L'homme licorne
de James Lasdun

critiqué par Aaro-Benjamin G., le 24 mai 2005
(Montréal - 55 ans)


La note:  étoiles
Processus compulsifs
Lasdun est surtout reconnu pour la nouvelle « Besieged » qui a inspiré le film de Bertolucci du même nom. Ce roman « L’homme licorne » a aussi eu un certain succès d’estime.

Tout comme l’auteur, le narrateur est un anglais habitant New York, un homme torturé, solitaire, vivant dans un monde déconnecté de la réalité dans lequel il nous entraîne. Le suspense est construit à partir d’événements inexpliqués - un signet qui se déplace dans un livre, une barre de fer trouvée, une femme mystérieuse croisée dans la rue. Sachant que notre narrateur consulte une psychanalyste, on vient à douter de ses confidences et on identifie immédiatement les indices d’une santé mentale chancelante.

Dès le début, l’écriture solide fait penser à Auster, une touche d’angoisse à Kafka et le style du récit à Modiano. Toutefois, dans tous les cas, ce n’est jamais aussi réussi.

Essentiellement, un thriller psychologique, le récit flirte parfois avec la satire du politiquement correct. C’est définitivement une expérience étrange, mais pour moi, mitigée. Tout au long, j’ai eu l’impression de jouer avec les pièces incongrues d’un grand puzzle pour arriver à une résolution pas très claire.

Lasdun a une belle plume et ceux qui aiment les histoires oscillant entre le rationnel et le surréalisme y trouveront leur compte.
Une étrange affaire 8 étoiles

Des objets a priori sans importance – une pièce de monnaie, un marque page, une facture de téléphone - ne sont plus à leur place. Sans importance sauf pour Lawrence Miller le héros et narrateur de l’intrigue.
Une ambiance intrigante se tisse au fil des pages. Un thriller psychologique captivant. L’écriture est précise, souple et subtile. On regrette les seulement deux cent vingt pages.

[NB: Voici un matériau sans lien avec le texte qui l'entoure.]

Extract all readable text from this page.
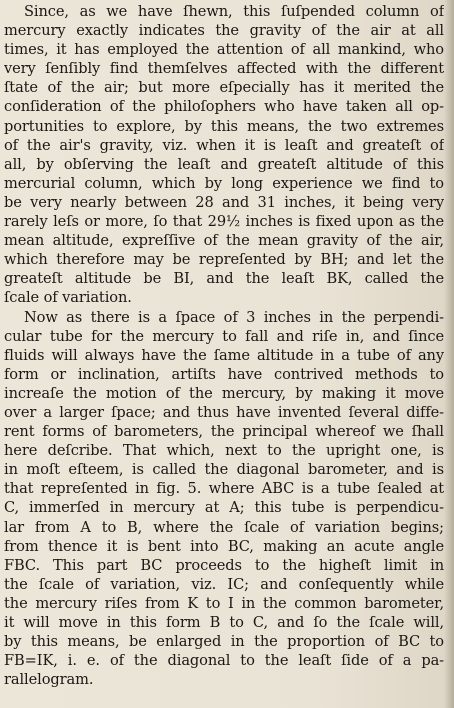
Since, as we have ſhewn, this ſuſpended column of
mercury exactly indicates the gravity of the air at all
times, it has employed the attention of all mankind, who
very ſenſibly find themſelves affected with the different
ſtate of the air; but more eſpecially has it merited the
conſideration of the philoſophers who have taken all op-
portunities to explore, by this means, the two extremes
of the air's gravity, viz. when it is leaſt and greateſt of
all, by obſerving the leaſt and greateſt altitude of this
mercurial column, which by long experience we find to
be very nearly between 28 and 31 inches, it being very
rarely leſs or more, ſo that 29½ inches is fixed upon as the
mean altitude, expreſſive of the mean gravity of the air,
which therefore may be repreſented by BH; and let the
greateſt altitude be BI, and the leaſt BK, called the
ſcale of variation.
Now as there is a ſpace of 3 inches in the perpendi-
cular tube for the mercury to fall and riſe in, and ſince
fluids will always have the ſame altitude in a tube of any
form or inclination, artiſts have contrived methods to
increaſe the motion of the mercury, by making it move
over a larger ſpace; and thus have invented ſeveral diffe-
rent forms of barometers, the principal whereof we ſhall
here deſcribe. That which, next to the upright one, is
in moſt eſteem, is called the diagonal barometer, and is
that repreſented in fig. 5. where ABC is a tube ſealed at
C, immerſed in mercury at A; this tube is perpendicu-
lar from A to B, where the ſcale of variation begins;
from thence it is bent into BC, making an acute angle
FBC. This part BC proceeds to the higheſt limit in
the ſcale of variation, viz. IC; and conſequently while
the mercury riſes from K to I in the common barometer,
it will move in this form B to C, and ſo the ſcale will,
by this means, be enlarged in the proportion of BC to
FB=IK, i. e. of the diagonal to the leaſt ſide of a pa-
rallelogram.
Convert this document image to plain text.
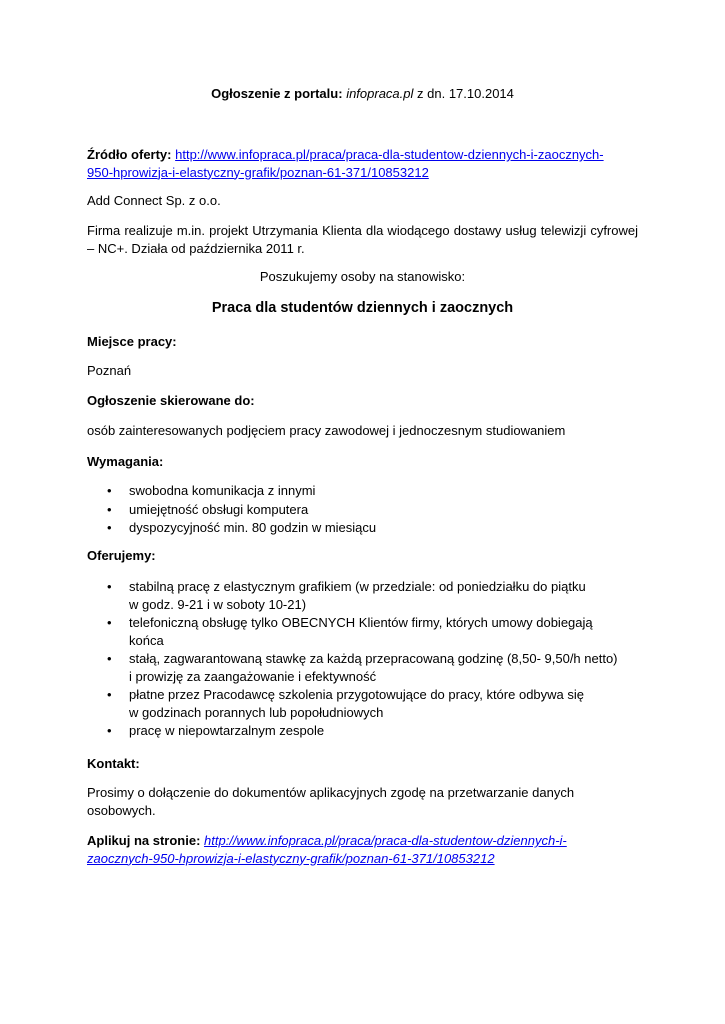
Ogłoszenie z portalu: infopraca.pl z dn. 17.10.2014

Źródło oferty: http://www.infopraca.pl/praca/praca-dla-studentow-dziennych-i-zaocznych-
950-hprowizja-i-elastyczny-grafik/poznan-61-371/10853212

Add Connect Sp. z o.o.

Firma realizuje m.in. projekt Utrzymania Klienta dla wiodącego dostawy usług telewizji cyfrowej – NC+. Działa od października 2011 r.

Poszukujemy osoby na stanowisko:

Praca dla studentów dziennych i zaocznych

Miejsce pracy:

Poznań

Ogłoszenie skierowane do:

osób zainteresowanych podjęciem pracy zawodowej i jednoczesnym studiowaniem

Wymagania:

• swobodna komunikacja z innymi
• umiejętność obsługi komputera
• dyspozycyjność min. 80 godzin w miesiącu

Oferujemy:

• stabilną pracę z elastycznym grafikiem (w przedziale: od poniedziałku do piątku
w godz. 9-21 i w soboty 10-21)
• telefoniczną obsługę tylko OBECNYCH Klientów firmy, których umowy dobiegają
końca
• stałą, zagwarantowaną stawkę za każdą przepracowaną godzinę (8,50- 9,50/h netto)
i prowizję za zaangażowanie i efektywność
• płatne przez Pracodawcę szkolenia przygotowujące do pracy, które odbywa się
w godzinach porannych lub popołudniowych
• pracę w niepowtarzalnym zespole

Kontakt:

Prosimy o dołączenie do dokumentów aplikacyjnych zgodę na przetwarzanie danych
osobowych.

Aplikuj na stronie: http://www.infopraca.pl/praca/praca-dla-studentow-dziennych-i-
zaocznych-950-hprowizja-i-elastyczny-grafik/poznan-61-371/10853212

Ravenbac - Reims - 59 ans - 28 juillet 2014


L'impression de devenir fou 7 étoiles

Un objet qui change de place, on pense qu'on s'est trompé, puis on réfléchit et on se dit que peut-être on devient fou. Ou que quelqu'un vous joue des tours. Ou que... et vous ne savez plus.
Bienvenue dans le monde cruel de l'introspection psychologique!
Lawrence Miller est un homme qui souffre. De lubies, de paranoïa, de délire, de visions, de persécution... et surtout d'un manque d'amour et de confiance en soi. Un type que James Lasdun a vite fait de rendre sympathique aux yeux de son lecteurs d'une certaine manière, le coup classique du héros avec lequel on se sent proche ou solidaire. Rien à dire, ça marche et plutôt bien.
On pourrait reprocher à Lasdun de se contenter de ce tour de passe-passe bien connu et de rôder une mécanique bien huilée. C'est vrai.
On pourrait aussi lui reprocher d'explorer certains clichés tels que le ultra politiquement correct en matière de relations sentimentalo-sexuelles entre professeurs et étudiantes. C'est vrai aussi.
Mais c'est cependant plus que tout cela. Lasdun se fait plaisir, on le sent, il joue avec habileté de tous ces méandres psychologiques et on sent qu'il aime promener et manipuler le lecteur. Et puis l'ironie et la causticité avec lesquelles il dénonce, l'air de rien, le conformisme étouffant qui gangrène une certaine partie de la société américaine, new-yorkaise y comprise (malgré sa réputation d'avant-gardiste), c'est une partie de plaisir qu'on ne refuse pas, surtout avec une écriture aussi soignée.